Spitzmaulnashorn (Zoo Magdeburg)

Spitzmaulnashorn (Zoo Magdeburg)

Der Name „Schwarzes Nashorn“ ist eine Entlehnung aus dem Englischen, wo es als „black rhinoceros“ bezeichnet wird und das Gegenstück zum „white rhinoceros“, dem Breitmaulnashorn, bildet. Beide Nashornarten sind aber anhand ihrer Hautfarbe nicht zu unterscheiden. Bis Anfang des 19. Jahrhunderts wurde das Spitzmaulnashorn als Afrikanisches Nashorn bezeichnet, da es die einzige in Europa bekannte Nashornart von diesem Kontinent war. Als der britische Naturforscher William John Burchell (1782–1863) im Jahr 1812 in Südafrika das Breitmaulnashorn entdeckte und 1817 nach seiner Rückkehr nach Europa als Rhinoceros simus bezeichnete, benutzte er aber keine Namensübersetzung für diese Tierart.

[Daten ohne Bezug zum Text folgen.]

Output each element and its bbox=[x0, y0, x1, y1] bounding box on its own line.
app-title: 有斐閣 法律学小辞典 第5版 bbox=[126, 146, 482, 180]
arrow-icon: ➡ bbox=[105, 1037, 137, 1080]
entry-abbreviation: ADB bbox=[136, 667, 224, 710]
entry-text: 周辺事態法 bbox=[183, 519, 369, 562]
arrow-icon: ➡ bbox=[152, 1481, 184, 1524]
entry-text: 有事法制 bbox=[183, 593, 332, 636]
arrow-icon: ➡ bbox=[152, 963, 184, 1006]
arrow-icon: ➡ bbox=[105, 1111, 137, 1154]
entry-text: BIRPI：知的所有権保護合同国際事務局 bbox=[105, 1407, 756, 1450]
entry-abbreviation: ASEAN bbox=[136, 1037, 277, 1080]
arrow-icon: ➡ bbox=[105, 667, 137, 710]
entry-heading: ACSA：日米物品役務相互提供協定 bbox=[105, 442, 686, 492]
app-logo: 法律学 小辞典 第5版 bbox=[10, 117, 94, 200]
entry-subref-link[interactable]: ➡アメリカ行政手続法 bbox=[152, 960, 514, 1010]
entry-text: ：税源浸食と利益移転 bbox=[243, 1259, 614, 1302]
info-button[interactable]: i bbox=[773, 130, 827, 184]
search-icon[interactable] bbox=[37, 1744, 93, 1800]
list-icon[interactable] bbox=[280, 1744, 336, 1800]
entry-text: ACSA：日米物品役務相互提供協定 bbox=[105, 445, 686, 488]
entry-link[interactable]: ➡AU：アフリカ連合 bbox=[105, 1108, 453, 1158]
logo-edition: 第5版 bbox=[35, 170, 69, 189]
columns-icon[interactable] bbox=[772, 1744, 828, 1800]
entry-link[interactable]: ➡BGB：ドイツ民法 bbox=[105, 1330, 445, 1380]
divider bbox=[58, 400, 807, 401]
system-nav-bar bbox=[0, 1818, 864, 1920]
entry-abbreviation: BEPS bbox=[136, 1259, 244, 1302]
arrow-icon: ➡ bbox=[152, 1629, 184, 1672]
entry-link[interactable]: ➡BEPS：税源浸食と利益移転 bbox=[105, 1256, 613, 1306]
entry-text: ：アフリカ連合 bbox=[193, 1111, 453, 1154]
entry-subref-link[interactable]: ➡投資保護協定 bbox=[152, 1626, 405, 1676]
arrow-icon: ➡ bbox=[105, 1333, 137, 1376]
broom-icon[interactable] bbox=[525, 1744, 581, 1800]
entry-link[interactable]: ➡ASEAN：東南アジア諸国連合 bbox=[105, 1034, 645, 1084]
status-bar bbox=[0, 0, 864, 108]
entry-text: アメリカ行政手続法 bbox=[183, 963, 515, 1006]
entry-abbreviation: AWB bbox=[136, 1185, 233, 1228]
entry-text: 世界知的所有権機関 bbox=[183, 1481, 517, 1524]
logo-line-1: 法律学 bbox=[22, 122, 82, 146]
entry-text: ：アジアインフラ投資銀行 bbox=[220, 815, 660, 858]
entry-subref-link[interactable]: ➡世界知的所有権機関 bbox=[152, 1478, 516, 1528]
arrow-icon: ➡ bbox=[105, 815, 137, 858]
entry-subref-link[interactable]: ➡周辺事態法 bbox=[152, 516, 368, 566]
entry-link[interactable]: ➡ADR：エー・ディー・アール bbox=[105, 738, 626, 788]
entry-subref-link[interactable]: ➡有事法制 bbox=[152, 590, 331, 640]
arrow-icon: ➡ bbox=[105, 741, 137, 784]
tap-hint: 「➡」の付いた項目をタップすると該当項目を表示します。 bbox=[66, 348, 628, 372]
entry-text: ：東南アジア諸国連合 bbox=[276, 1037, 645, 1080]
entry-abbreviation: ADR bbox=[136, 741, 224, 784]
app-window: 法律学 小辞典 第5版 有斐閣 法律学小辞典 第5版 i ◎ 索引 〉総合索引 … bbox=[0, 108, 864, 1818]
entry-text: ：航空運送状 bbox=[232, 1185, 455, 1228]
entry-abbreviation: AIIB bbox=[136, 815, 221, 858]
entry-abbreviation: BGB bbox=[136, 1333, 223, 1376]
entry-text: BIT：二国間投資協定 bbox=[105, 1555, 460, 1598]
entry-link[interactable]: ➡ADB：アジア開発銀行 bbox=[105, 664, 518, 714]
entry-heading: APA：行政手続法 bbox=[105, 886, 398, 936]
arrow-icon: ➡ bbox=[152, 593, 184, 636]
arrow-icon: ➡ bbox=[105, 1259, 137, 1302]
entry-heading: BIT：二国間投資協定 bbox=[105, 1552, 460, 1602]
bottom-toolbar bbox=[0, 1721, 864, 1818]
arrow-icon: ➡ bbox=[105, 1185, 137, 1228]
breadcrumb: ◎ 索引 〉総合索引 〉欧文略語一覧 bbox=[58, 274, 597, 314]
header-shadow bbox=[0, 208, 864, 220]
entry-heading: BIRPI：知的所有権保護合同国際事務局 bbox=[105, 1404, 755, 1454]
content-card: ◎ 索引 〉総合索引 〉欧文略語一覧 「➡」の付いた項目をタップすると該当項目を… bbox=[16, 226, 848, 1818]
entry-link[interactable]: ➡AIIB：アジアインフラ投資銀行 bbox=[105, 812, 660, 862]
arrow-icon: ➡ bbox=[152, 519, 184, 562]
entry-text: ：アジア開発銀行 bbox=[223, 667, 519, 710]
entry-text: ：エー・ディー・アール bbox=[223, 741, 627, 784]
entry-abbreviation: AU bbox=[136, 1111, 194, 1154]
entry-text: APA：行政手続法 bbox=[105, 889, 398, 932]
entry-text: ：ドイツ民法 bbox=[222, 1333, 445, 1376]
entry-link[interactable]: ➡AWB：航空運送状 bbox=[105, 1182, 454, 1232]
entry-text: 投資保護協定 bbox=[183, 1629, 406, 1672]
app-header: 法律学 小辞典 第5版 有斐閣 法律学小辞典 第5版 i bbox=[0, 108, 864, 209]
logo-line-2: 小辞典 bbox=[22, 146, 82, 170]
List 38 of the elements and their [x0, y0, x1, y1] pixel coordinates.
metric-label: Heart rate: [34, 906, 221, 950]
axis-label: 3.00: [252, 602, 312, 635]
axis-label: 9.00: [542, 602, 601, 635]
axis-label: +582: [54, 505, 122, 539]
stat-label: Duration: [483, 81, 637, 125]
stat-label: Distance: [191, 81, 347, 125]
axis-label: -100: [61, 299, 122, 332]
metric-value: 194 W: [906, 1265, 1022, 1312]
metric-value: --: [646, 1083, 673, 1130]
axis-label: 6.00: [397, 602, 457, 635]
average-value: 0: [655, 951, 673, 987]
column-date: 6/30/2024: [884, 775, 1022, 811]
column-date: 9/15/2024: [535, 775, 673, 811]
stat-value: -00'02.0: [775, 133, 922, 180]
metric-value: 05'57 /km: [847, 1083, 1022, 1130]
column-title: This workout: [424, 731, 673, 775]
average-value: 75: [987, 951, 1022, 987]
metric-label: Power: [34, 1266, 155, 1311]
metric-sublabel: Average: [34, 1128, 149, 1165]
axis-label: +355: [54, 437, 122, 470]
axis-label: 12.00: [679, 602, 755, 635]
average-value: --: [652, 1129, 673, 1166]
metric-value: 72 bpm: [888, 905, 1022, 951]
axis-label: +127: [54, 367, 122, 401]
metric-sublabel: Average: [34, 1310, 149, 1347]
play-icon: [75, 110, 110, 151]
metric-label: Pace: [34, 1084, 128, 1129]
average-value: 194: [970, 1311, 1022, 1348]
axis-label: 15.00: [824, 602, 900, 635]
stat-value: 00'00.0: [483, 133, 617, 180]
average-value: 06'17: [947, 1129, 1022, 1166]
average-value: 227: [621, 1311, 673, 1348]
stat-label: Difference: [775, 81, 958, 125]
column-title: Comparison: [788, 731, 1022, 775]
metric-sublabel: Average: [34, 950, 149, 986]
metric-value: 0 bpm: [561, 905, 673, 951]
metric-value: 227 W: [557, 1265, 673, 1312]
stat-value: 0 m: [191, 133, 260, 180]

Das erste Aufkommen der Bezeichnung „weißes“ Nashorn erfolgte bereits Ende des 18., Anfang des 19. Jahrhunderts, ebenfalls in Südafrika. Dort erlegten englische Jäger mehrere Exemplare des ihnen damals unbekannten Breitmaulnashorns und bezeichneten es als „white“, obwohl sie in ihren Berichten die graue Hautfarbe ausdrücklich erwähnten. Wie diese irreführende Namensgebung letztendlich zustande kam, ist unklar, es existieren mindestens zehn verschiedene Theorien darüber. Die am häufigsten vertretene ist die einer Fehlübersetzung des Begriffes wijd oder wyd aus dem Afrikaans, wo dies „breit“ bedeutet, aber aufgrund des gleichartigen phonetischen Klangs zum englischenen Wort „white“ mit „weiß“ übersetzt wurde. Geklärt ist diese Frage bis heute nicht, erstmals verwendet wurden die Bezeichnungen „schwarzes Nashorn“ und „weißes Nashorn“ zur Unterscheidung von Spitz- und Breitmaulnashorn 1838.
Die deutschen Benennungen Breit- und Spitzmaulnashorn beziehen sich dagegen auf die Ausbildung der Maulpartie und sollten daher bevorzugt werden. Das Spitzmaulnashorn hat eine zum Greifen befähigte spitz nach vorn gezogene Oberlippe, während das Breitmaulnashorn eine flache und breite Lippe hat. Diese Merkmale stellen Anpassungen an die unterschiedliche Ernährungsweise der beiden Nashornarten dar.